Begalan dilakukan oleh dua orang pria dewasa yang merupakan sedulur pancer lanang (saudara garis laki-laki) dari pihak mempelai pria. Kedua pemain begalan menari di depan kedua mempelai dengan membawa properti yang disebut brenong kepang. Properti tersebut terdiri atas alat-alat dapur yang diberi makna simbolis yang berisi falsafah Jawa dan berguna bagi kedua mempelai yang akan menempuh hidup baru mengarungi kehidupan berumah tangga. Dalam pementasannya, kedua pemain begalan menari dengan diiringi gendhing-gendhing Banyumasan yang disajikan dengan menggunakan perangkat gamelan. Hingga saat ini begalan masih tumbuh subur di seluruh wilayah Kabupaten Banyumas.
Bongkel
Bongkel adalah musik tradisional mirip angklung, hanya terdiri atas satu buah instrumen dengan empat buah bilah berlaras slendro dengan nada 2 (ro), 3 (1u), 5 (ma) dan 6 (nem). Dalam penyajiannya, bongkel memiliki gendhing-gendhing khusus. Bongkel hanyatumbuh dan berkembang di Desa Gerduren, Kecamatan Purwojati.
Buncis
Buncis adalah perpaduan antara musik dan tail yang dibawakan oleh delapan penari pria. Dalam pertunjukkannya, pemain buncis menari sambil bermain musik dan vokal dengan membawa alat musik angklung. Buncis merupakan kesenian khas desa Tanggeran, kecamatan Somagede, kabupaten Banyumas.
Calung
Calung adalah musik tradisional dengan perangkat mirip gamelan terbuat dari bambu wulung. Musik calung hidup di komunitas masyarakat pedesaan di wilayah sebaran budaya Banyumas. Menurut masyarakat setempat, kata "calung" merupakan jarwo dhosok (dua kata yang digabung menjadi kata bentukan baru) yang berarti carang pring wulung (pucuk bambu wulung) atau dicacah melung-melung (dipukul bersuaranyaring).

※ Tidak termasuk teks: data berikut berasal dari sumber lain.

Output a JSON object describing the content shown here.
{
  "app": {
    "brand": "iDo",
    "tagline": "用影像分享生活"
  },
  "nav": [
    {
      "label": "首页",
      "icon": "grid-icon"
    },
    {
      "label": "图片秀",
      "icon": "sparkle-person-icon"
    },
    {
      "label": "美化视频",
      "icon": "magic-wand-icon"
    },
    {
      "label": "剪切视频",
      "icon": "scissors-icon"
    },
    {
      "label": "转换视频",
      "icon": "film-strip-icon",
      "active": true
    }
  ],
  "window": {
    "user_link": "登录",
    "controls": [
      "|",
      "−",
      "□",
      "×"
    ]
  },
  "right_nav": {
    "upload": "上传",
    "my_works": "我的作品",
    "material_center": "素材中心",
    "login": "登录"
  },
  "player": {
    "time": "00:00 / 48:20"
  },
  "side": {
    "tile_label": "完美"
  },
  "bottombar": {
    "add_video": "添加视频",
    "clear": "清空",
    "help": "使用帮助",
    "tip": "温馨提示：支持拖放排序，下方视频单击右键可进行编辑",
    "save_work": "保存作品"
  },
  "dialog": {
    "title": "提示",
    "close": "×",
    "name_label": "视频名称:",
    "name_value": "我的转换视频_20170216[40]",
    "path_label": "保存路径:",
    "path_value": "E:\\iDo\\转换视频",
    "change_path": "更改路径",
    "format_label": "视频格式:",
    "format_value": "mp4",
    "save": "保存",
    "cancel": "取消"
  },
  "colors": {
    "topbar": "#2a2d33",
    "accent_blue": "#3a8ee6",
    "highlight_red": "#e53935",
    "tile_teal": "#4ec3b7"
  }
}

Spesifikasi musik calung adalah bentuk musik minimal, yaitu dengan perangkat yang sederhana (minimal), namun mampu menghasilkan aransemen musikal yang lengkap. Perangkat musik calung teridiri atas gambang barung, gambang penerus, dhendhem, kenong, gong dan kendhang. Perangkat musik ini berlaras slendro dengan nada-nada I (ji), 2 (ro), 3 (lu), 5 (ma) dan 6 (nem).
Dalam penyajiannya, calung menyajikan gendhing-gendhing gaya Banyumas, Surakarta, Yogyakarta, Sunda, dan lagu-lagu pop yang diaransir ulang. Calung tumbuh subur di seluruh wilayah Kabupaten Banyumas.
Cowongan
Cowongan adalah upacara minta hujan dengan menggunakan properti berupa siwur atau irus yang dihias menyerupai seorang putri. Pelaku cowongan terdiri atas wanita yang tengah dalam keadaan suci (tidak sedang haid, nifas, atau habis melakukan hubungan seksual). Dengan menyanyikan tembang-tembang tertentu yang sesungguhnya merupakan doa-doa itu. Cowongan dilaksanakan hanya pada saat terjadi kemarau panjang. Biasanya ritual ini dilaksanakan mulai pada akhir masa kapat (hitungan masa dalam kalender Jawa) atau sekitar bulan September.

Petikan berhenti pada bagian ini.